Dir liebe Grüße Gerhard

 

Antwort von Robert Nyffenegger (08.04.2019)

Danke Dir herzlich für Deine treffenden Worte. Ich bewundere Dich für Deine geistige Regsamkeit und kann nur hoffen, dass mir ähnliches blüht. Es geht Dir vermutlich wie mir: Konsumieren macht Freude, aber Produzieren macht Spass. Nur so bleibt man geistig mehr oder weniger auf der Höhe und tut für sich somit etwas gutes. Ich lese Dich immer gerne, oft fehlt mir die Zeit zum Kommentieren. Zur Zeit stehen tägliche Spitalbesuche bei Freunden an. Herzlich Robert


Sonnenfisch (sonnenfischlive.de) 07.04.2019

Werter Robert, da hat doch ein Francis Galton (GB, 1822-1911) auf der SUCHE NACH DEM BÖSEN ein m. E. faszinierendes Fotexperiment gemacht. er besuchte ein Gefängnis und fotographierte viele der einsitzenden Verbrecher: lauter Gesichtsporträts in immer der gleichen Position + alle auf ein und dieselbe Fotoplatte - Ergebnis: das summarische Gesicht aus den vielen Verbrechergesichtern war SCHÖN! (aus Ferdinand von Schirach - TABU, München 2013 - Roman, Seiten 113f).
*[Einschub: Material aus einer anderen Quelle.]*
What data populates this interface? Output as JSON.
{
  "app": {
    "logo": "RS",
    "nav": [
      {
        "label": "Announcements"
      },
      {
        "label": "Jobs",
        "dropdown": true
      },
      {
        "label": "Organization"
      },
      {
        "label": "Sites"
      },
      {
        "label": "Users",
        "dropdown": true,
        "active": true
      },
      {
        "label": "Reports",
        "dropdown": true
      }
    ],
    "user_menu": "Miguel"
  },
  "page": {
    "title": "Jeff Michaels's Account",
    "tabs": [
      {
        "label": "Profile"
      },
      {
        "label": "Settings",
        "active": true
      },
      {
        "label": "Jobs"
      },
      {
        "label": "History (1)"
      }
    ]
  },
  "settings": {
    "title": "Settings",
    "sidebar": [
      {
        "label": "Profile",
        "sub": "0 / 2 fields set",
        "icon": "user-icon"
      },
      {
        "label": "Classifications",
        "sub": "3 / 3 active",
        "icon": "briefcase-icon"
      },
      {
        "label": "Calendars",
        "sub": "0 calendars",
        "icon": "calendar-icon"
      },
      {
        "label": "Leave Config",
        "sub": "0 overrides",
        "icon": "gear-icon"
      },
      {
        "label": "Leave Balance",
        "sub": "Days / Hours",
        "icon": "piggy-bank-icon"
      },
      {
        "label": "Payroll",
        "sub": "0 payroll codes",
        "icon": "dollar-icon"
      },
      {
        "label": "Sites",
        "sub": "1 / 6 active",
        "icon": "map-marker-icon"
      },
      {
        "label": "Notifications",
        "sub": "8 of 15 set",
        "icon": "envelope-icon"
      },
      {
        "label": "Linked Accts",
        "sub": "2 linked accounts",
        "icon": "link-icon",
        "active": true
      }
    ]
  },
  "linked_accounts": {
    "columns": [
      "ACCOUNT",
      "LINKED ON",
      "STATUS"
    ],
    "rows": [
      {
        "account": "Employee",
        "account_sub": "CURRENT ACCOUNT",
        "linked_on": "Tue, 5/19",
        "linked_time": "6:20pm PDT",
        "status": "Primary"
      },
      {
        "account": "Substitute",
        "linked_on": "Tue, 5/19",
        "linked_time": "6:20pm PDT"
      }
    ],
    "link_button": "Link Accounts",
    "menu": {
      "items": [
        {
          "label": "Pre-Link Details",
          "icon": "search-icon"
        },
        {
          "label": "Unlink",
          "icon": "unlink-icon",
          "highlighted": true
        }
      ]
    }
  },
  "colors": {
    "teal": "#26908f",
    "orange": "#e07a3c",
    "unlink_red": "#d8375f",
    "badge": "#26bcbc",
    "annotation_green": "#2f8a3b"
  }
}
Daher lobt der Pfarrer die Verstorbenen - und schießt sich damit gleichzeitig ein Eigentor für seine KARFEITAGS-PREDIGTEN, in welchen er uns alljährlich vorhält, dass wir irreparable Erbsünder seien: ohne Kreuzestod ewige Höllenqualen (m. E. mittelalterliche Komik) - nix da mit "Ebenbild Gottes", von welchem der olle Moses noch fabuliert ... wie auch immer: mir gefällt u. a., dass du über das Alter dichtest, über die abnehmenden Kräfte und die schwindende Gesundheit - und sterblich seien wir auch noch! Wirklich heftig! Und dass du es spöttelnd tust: mir passt's: ich finde es angemessen an all die Schönredereien, die man auch dem Alter antut und antut! ... Herzlich: August (wir werden immer jünger!)

 

Antwort von Robert Nyffenegger (08.04.2019)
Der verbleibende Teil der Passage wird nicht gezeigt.